We began the ascent about 10:30 a.m., and were into a high meadow by 1 p.m. for lunch (about three miles up the trail). After a leisurely lunch in the sun, we started up the trail toward the Lowder Mt. trail and the crest of Yankee Mt.
The upper trail is overgrown with thimbleberry and other broad leaf plants and is very difficult to find. After some false starts, bushwacking and rock scrambling, we decided to call it a day, and retrace our steps down the trail. We turned around at 2:30 p.m. after perhaps a half mile of struggle, and were back to the trailhead by 4:30 p.m., weary, but happy. It was sunny and warm throughout the hike, the rain having ceased before we began. (it had rained during our drive from Eugene.)

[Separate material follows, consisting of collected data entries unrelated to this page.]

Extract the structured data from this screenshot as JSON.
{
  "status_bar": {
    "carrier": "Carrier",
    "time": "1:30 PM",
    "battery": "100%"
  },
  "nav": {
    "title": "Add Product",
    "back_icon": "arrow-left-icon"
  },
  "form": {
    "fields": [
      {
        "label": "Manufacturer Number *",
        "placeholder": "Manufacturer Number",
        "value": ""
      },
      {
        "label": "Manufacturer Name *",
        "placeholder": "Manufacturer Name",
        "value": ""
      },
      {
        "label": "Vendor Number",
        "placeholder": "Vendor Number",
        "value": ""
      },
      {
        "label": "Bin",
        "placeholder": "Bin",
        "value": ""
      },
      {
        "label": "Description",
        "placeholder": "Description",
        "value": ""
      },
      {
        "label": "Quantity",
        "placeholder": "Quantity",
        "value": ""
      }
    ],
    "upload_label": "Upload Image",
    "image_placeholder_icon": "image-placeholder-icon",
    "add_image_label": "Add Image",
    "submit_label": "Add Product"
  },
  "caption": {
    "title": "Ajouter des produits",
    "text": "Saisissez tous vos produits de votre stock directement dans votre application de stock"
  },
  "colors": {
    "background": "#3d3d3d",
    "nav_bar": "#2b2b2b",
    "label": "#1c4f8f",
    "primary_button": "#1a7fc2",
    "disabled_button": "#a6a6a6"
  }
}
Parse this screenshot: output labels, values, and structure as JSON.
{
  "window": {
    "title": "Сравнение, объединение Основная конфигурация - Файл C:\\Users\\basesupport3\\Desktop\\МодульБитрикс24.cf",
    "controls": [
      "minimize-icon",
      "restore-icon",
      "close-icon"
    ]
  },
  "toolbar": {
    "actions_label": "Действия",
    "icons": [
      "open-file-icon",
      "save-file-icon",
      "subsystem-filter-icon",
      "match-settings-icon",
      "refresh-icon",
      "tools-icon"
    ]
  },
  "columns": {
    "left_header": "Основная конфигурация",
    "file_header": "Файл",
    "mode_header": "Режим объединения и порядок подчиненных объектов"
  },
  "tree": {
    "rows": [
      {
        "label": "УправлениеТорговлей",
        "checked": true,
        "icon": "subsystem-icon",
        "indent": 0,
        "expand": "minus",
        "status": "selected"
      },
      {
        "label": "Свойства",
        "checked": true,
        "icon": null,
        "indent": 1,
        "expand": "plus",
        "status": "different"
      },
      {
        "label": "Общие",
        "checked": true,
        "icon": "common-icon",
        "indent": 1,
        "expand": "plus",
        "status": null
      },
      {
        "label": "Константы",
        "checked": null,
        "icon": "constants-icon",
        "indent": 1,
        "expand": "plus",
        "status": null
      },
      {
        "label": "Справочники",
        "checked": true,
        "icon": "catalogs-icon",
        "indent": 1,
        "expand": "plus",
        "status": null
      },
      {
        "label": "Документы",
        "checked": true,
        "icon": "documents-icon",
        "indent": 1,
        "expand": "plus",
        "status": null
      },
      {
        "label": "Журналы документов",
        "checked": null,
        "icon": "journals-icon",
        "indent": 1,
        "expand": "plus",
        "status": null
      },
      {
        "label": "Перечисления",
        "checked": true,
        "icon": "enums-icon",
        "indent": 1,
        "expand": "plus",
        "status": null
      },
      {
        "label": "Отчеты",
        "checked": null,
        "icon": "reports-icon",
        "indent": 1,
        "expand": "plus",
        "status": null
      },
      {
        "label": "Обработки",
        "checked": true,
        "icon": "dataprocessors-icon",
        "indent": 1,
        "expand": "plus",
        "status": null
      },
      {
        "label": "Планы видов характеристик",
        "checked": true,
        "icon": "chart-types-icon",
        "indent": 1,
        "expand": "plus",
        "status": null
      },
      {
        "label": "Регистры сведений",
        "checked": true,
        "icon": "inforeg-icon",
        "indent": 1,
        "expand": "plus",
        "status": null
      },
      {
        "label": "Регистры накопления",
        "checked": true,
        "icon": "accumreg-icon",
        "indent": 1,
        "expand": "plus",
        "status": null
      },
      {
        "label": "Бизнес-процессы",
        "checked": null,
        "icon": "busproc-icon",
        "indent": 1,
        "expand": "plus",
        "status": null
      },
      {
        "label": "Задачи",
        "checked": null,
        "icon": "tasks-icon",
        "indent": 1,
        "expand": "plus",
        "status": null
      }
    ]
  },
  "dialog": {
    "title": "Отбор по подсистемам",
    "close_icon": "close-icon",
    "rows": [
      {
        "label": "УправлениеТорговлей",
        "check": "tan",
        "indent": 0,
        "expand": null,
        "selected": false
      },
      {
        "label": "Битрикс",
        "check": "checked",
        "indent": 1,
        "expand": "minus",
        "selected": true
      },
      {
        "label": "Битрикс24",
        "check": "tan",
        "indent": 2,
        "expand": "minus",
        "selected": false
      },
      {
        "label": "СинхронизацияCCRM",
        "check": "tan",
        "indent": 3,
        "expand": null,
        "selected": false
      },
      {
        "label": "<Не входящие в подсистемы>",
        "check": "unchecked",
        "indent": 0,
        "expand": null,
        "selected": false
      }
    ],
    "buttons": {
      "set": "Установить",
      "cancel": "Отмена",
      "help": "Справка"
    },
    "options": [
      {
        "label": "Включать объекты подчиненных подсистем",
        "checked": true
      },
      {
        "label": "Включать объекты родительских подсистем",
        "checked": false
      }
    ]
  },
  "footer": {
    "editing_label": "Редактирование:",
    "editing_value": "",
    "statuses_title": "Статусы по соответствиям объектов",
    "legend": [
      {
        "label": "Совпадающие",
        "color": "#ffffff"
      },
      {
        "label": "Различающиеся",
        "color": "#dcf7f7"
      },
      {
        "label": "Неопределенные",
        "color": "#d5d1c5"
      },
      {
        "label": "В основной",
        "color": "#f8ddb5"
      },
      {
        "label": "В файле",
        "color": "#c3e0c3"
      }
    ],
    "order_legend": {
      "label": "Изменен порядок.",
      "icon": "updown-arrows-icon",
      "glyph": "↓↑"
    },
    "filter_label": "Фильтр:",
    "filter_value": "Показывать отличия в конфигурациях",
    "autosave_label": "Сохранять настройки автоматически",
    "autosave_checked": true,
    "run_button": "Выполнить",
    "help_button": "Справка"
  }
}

Many years ago the Sierra Club built the first three miles of trail. Then 12 years ago, the Sierra Club built over a mile of trail connecting the Lowder Mt. trail with the Yankee Mt. trail. This upper portion is heavily overgrown and nearly impassable except in late spring after the snow has melted but before the vegetation has taken over. Each time we hike this trail we talk about “brushing it out,” and this year several of the party expressed a desire to rebuild and maintain this unmaintained trail beginning with work parties next summer. We could begin by getting the upper mile or so into hiking condition, and perhaps eventually build switchbacks to eliminate the steepest portions of the three original miles. I think the forest Service would be receptive to this plan. Our explorers this year-were Tom Carlson, Evelyn Everett, Linda Gordon, Wilbur Groner, Helene and Tom Johnston, Sandra Larsen, Curt Offenbacher, Don Payne, Bart Swanson and leader Lois Schreiner.